Ülkemiz iki tane önemli fay hattı olan Kuzey Anadolu ve Doğu Anadolu fay hatları üzerinde bulunmaktadır. Ülkemizin yakın tarih deprem olgusunu inceler ve bilimsel olarak araştırmalara bakarsak, bize ülkemizde olma olasılığı olan depremler hakkında bilgi verir.
İstanbul ve çevresi depremleri ve gidişatını irdeleyelim. Eski tarihlerden beri İstanbul ve çevresinde meydana gelen depremler büyük yıkımlara sebep olmuştur. Hatırlayacağınız üzere gölcük depreminde on binlerce vatandaşımızı kaybettik. Maddi olarak ise çok ağır bir bedel ödedik.
İstanbul nüfusunun artmasına o kadar çok müsaade ettik ki neredeyse bazı ülkelerin nüfusunu geçti. Sebebi ne diye sorarsak ekonomik faaliyetimizin neredeyse çoğunluğunu buraya yığmamızdır. İş için memleketinden kopan soluğu burada aldı. İstanbul’u yaşanmaz hale getirmeye hızla çabalıyoruz. Bir deprem felaketinde bırakın çevresini İstanbul’u kurtarmaya gücümüz yetmeyecek.
Şimdi yazımızın can alıcı noktasına gelelim. Kuzey Anadolu fay hattı kaynaklı bir deprem İstanbul, İznik, Bursa vb ağır sanayimizin bulunduğu ve birinci derece deprem bölgesinde olan kentlerimizi vuracak olursa sonucunu düşünemiyorum. Bir ülkenin ağır sanayisinin neredeyse tamamının birinci derece deprem bölgesine inşa edilmesi akıl alacak bir durum değildir.

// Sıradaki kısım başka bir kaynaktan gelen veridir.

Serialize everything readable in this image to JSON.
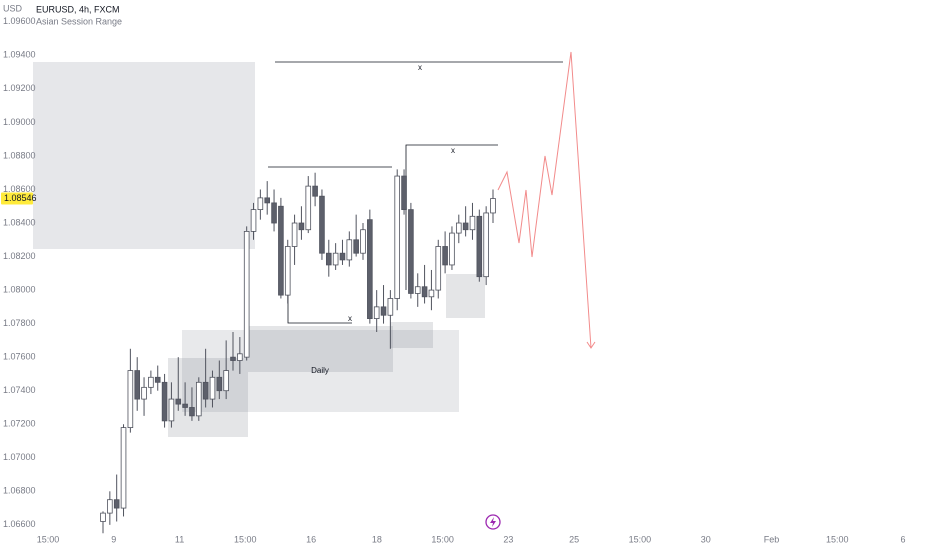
{
  "chart_data": {
    "type": "candlestick",
    "title": "EURUSD, 4h, FXCM",
    "subtitle": "Asian Session Range",
    "y_axis_label": "USD",
    "last_price": {
      "value": 1.08546,
      "label": "1.08546"
    },
    "annotations": [
      "x",
      "x",
      "x",
      "Daily"
    ],
    "xticks": [
      "15:00",
      "9",
      "11",
      "15:00",
      "16",
      "18",
      "15:00",
      "23",
      "25",
      "15:00",
      "30",
      "Feb",
      "15:00",
      "6"
    ],
    "ylim": [
      1.0645,
      1.0973
    ],
    "yticks": [
      {
        "value": 1.066,
        "label": "1.06600"
      },
      {
        "value": 1.068,
        "label": "1.06800"
      },
      {
        "value": 1.07,
        "label": "1.07000"
      },
      {
        "value": 1.072,
        "label": "1.07200"
      },
      {
        "value": 1.074,
        "label": "1.07400"
      },
      {
        "value": 1.076,
        "label": "1.07600"
      },
      {
        "value": 1.078,
        "label": "1.07800"
      },
      {
        "value": 1.08,
        "label": "1.08000"
      },
      {
        "value": 1.082,
        "label": "1.08200"
      },
      {
        "value": 1.084,
        "label": "1.08400"
      },
      {
        "value": 1.086,
        "label": "1.08600"
      },
      {
        "value": 1.088,
        "label": "1.08800"
      },
      {
        "value": 1.09,
        "label": "1.09000"
      },
      {
        "value": 1.092,
        "label": "1.09200"
      },
      {
        "value": 1.094,
        "label": "1.09400"
      },
      {
        "value": 1.096,
        "label": "1.09600"
      }
    ],
    "up_color": "#ffffff",
    "down_color": "#5d606b",
    "wick_color": "#50535e",
    "open": [
      1.0662,
      1.0667,
      1.0675,
      1.067,
      1.0718,
      1.0752,
      1.0735,
      1.0742,
      1.0748,
      1.0745,
      1.0722,
      1.0735,
      1.0732,
      1.073,
      1.0725,
      1.0745,
      1.0735,
      1.0748,
      1.074,
      1.076,
      1.0758,
      1.076,
      1.0835,
      1.0848,
      1.0855,
      1.0852,
      1.085,
      1.0797,
      1.0826,
      1.084,
      1.0836,
      1.0862,
      1.0856,
      1.0822,
      1.0815,
      1.0822,
      1.0818,
      1.083,
      1.0822,
      1.0842,
      1.0783,
      1.079,
      1.0785,
      1.0795,
      1.0868,
      1.0848,
      1.0798,
      1.0802,
      1.0796,
      1.08,
      1.0826,
      1.0815,
      1.0834,
      1.084,
      1.0836,
      1.0844,
      1.0808,
      1.0846
    ],
    "high": [
      1.0668,
      1.068,
      1.069,
      1.072,
      1.0765,
      1.076,
      1.0748,
      1.0752,
      1.0755,
      1.075,
      1.0745,
      1.076,
      1.0745,
      1.0742,
      1.0748,
      1.0765,
      1.0752,
      1.0758,
      1.077,
      1.0775,
      1.0772,
      1.0838,
      1.0852,
      1.086,
      1.0865,
      1.086,
      1.0855,
      1.083,
      1.0845,
      1.085,
      1.0868,
      1.087,
      1.086,
      1.083,
      1.0828,
      1.083,
      1.0835,
      1.0845,
      1.084,
      1.0848,
      1.08,
      1.0803,
      1.08,
      1.0872,
      1.0872,
      1.0852,
      1.081,
      1.0815,
      1.0812,
      1.083,
      1.0835,
      1.0838,
      1.0845,
      1.085,
      1.0852,
      1.0848,
      1.085,
      1.086
    ],
    "low": [
      1.0655,
      1.066,
      1.0662,
      1.0665,
      1.0715,
      1.0728,
      1.0725,
      1.0738,
      1.074,
      1.0718,
      1.0718,
      1.0728,
      1.0725,
      1.0722,
      1.0722,
      1.073,
      1.073,
      1.0735,
      1.0735,
      1.0752,
      1.075,
      1.0758,
      1.083,
      1.0842,
      1.0845,
      1.0835,
      1.0795,
      1.0792,
      1.0815,
      1.083,
      1.0834,
      1.085,
      1.0818,
      1.0808,
      1.0812,
      1.0815,
      1.0814,
      1.082,
      1.0818,
      1.078,
      1.0775,
      1.078,
      1.0765,
      1.0788,
      1.0845,
      1.0795,
      1.079,
      1.0792,
      1.0788,
      1.0795,
      1.081,
      1.0812,
      1.0828,
      1.0832,
      1.083,
      1.0805,
      1.0803,
      1.084
    ],
    "close": [
      1.0667,
      1.0675,
      1.067,
      1.0718,
      1.0752,
      1.0735,
      1.0742,
      1.0748,
      1.0745,
      1.0722,
      1.0735,
      1.0732,
      1.073,
      1.0725,
      1.0745,
      1.0735,
      1.0748,
      1.074,
      1.0752,
      1.0758,
      1.0762,
      1.0835,
      1.0848,
      1.0855,
      1.0852,
      1.084,
      1.0797,
      1.0826,
      1.084,
      1.0836,
      1.0862,
      1.0856,
      1.0822,
      1.0815,
      1.0822,
      1.0818,
      1.083,
      1.0822,
      1.0836,
      1.0783,
      1.079,
      1.0785,
      1.0795,
      1.0868,
      1.0848,
      1.0798,
      1.0802,
      1.0796,
      1.08,
      1.0826,
      1.0815,
      1.0834,
      1.084,
      1.0836,
      1.0844,
      1.0808,
      1.0846,
      1.08546
    ]
  }
}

Yani bir deprem sonucu tüm ağır sanayinizi fabrikalarınızı üretiminizi kaybettiğinizi düşünün. Ertesi gün tüm gücünüzle üretip yaralarınızı saracakken her şeyini kaybedip bir köşeye çöküp kara kara düşündüğümüzü düşünün.
Ne Yapmalıyız?
Yenilenen deprem haritasına bakarsak Konya ve çevresi üçüncü ve dördüncü derece deprem bölgesidir. Yeni yapılacak ağır sanayi fabrikalarımızı burada inşa etmeye başlayarak bu işe başlamalıyız. Depremden etkilenecek bölgeden Konya çevresine fabrikasını taşımak isteyenlere destek vermeliyiz. İlk iş olarak ağır sanayimizi depremden kurtarmalıyız. Buna bağlı olarak tersine bir göç harekâtını başlatmış olacağız.
Sonuç olarak önce sanayimizi birinci derece deprem bölgesinden kurtaracağız. Buna bağlı olarak oralarda çalışan vatandaşlarımızı Anadolu’ya döndüreceğiz. Bir planlamayla kalan İstanbul’u depreme dayanıklı ve tarihi dokuya uygun düzenlersek, İstanbul’umuzu kurtaracağız.